California has the 7th largest economy in the world, meaning a potential default could impact even those in the other 49. The state's annual budget is $145 billion, having ballooned from $100 billion when Schwarzenegger took office.
Tuesday evening, the Governator vetoed a Democratic package of $18 billion in tax increases and spending reductions. This bill would have addressed the first part of needed budget reform. Jim Miller of the Inland Empire Press-Enterprise gives a great summary of the issues:
Schwarzenegger complained that the plan failed to include any of what he called his "economic stimulus" proposals, such as exempting several highway projects from the state's environmental review law. The change, he said, would have sped up construction and produced new jobs amid the economic downturn.Schwarzenegger also seeks 1.5% "temporary" increase in sales taxes. How did the Libertarian Arnold turn to a tax and spend politician? Matt Welch over at Reason does a good job explaining what Arnold has become. My question is "why Arnold, why?" The simple answer is that Arnold is raising taxes because it is the only alternative. Cutting spending is politically incorrect and in some cases as we will see, unconstitutional. Raising taxes then becomes a "must" part of any solution.
Schwarzenegger's fellow Republicans mostly back his ideas but want to go further. The GOP's budget-linked demands include postponing the implementation of the state law to reduce greenhouse gases. Republicans also want to repeal a law that makes illegal immigrants eligible for in-state tuition at public universities.
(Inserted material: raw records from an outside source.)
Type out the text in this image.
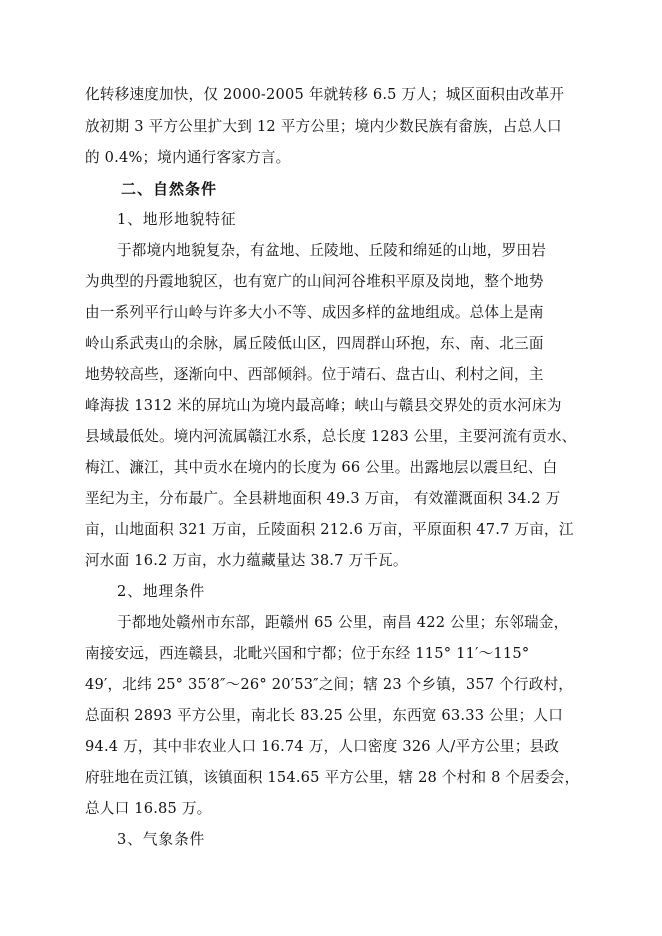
化转移速度加快，仅 2000-2005 年就转移 6.5 万人；城区面积由改革开
放初期 3 平方公里扩大到 12 平方公里；境内少数民族有畲族，占总人口
的 0.4%；境内通行客家方言。
二、自然条件
1、地形地貌特征
于都境内地貌复杂，有盆地、丘陵地、丘陵和绵延的山地，罗田岩
为典型的丹霞地貌区，也有宽广的山间河谷堆积平原及岗地，整个地势
由一系列平行山岭与许多大小不等、成因多样的盆地组成。总体上是南
岭山系武夷山的余脉，属丘陵低山区，四周群山环抱，东、南、北三面
地势较高些，逐渐向中、西部倾斜。位于靖石、盘古山、利村之间，主
峰海拔 1312 米的屏坑山为境内最高峰；峡山与赣县交界处的贡水河床为
县域最低处。境内河流属赣江水系，总长度 1283 公里，主要河流有贡水、
梅江、濂江，其中贡水在境内的长度为 66 公里。出露地层以震旦纪、白
垩纪为主，分布最广。全县耕地面积 49.3 万亩， 有效灌溉面积 34.2 万
亩，山地面积 321 万亩，丘陵面积 212.6 万亩，平原面积 47.7 万亩，江
河水面 16.2 万亩，水力蕴藏量达 38.7 万千瓦。
2、地理条件
于都地处赣州市东部，距赣州 65 公里，南昌 422 公里；东邻瑞金，
南接安远，西连赣县，北毗兴国和宁都；位于东经 115° 11′～115°
49′，北纬 25° 35′8″～26° 20′53″之间；辖 23 个乡镇，357 个行政村，
总面积 2893 平方公里，南北长 83.25 公里，东西宽 63.33 公里；人口
94.4 万，其中非农业人口 16.74 万，人口密度 326 人/平方公里；县政
府驻地在贡江镇，该镇面积 154.65 平方公里，辖 28 个村和 8 个居委会，
总人口 16.85 万。
3、气象条件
Now the CA legislature is back to square one. What will happen next is anybody's guess, given what they're up against:
Two amendments to the state constitution tie the hands of the legislature on taxing and spending. Proposition 98 from 1998 requires that 40% of new state revenues be spent on schools. In other words, if you want to cure a 15% deficit, then you must raise taxes 25%. Wow, way to go Californians! But wait there's more! Just to raise taxes requires a 2/3rds majority vote from legislature, thanks to the voters in 1978 who passed Proposition 13. The crafty CA Dems don't have the votes, so they are calling the tax increases "fees" to get around the Prop 13 language. That will NOT pass go for the CA Supremes, and the lawsuits have started. The veto was a good thing in that regard.
Of course, raising taxes will deepen the recession anyway, by driving people out of the state and further lowering property values. Simply put, counterproductive.
So could cutting spending shrink the deficit? Unfortunately, spending is mostly non-discretionary. The largest budget item is education, and the previously described Prop 98 limits prevent significant cuts. Prisons? California is under court order to increase spending by a huge amount. Why? Because the prisons are overcrowded and the health care stinks. A whopping 40% of prisoners in CA are afflicted with deadly Hepatitis C. Do you have any idea how expensive it is to treat Hep C? About $6,000 per year. With a prison population of 0.17 million, the expense for Hep C alone is over $40,000,000. Incredible? More incredible: eliminating such treatment saves only 0.03% of the CA budget.
It is one heck of a mess. And it is going to get worse, maybe a lot worse. The state cannot increase taxes (even if it were a good idea) without a 2/3rds legislative majority, and cannot cut entitlement programs, education or really much other spending. Play the California Budget Game and see for yourself. It's something to do while CA shorts its obligations and shoves the rest of the nation into depression.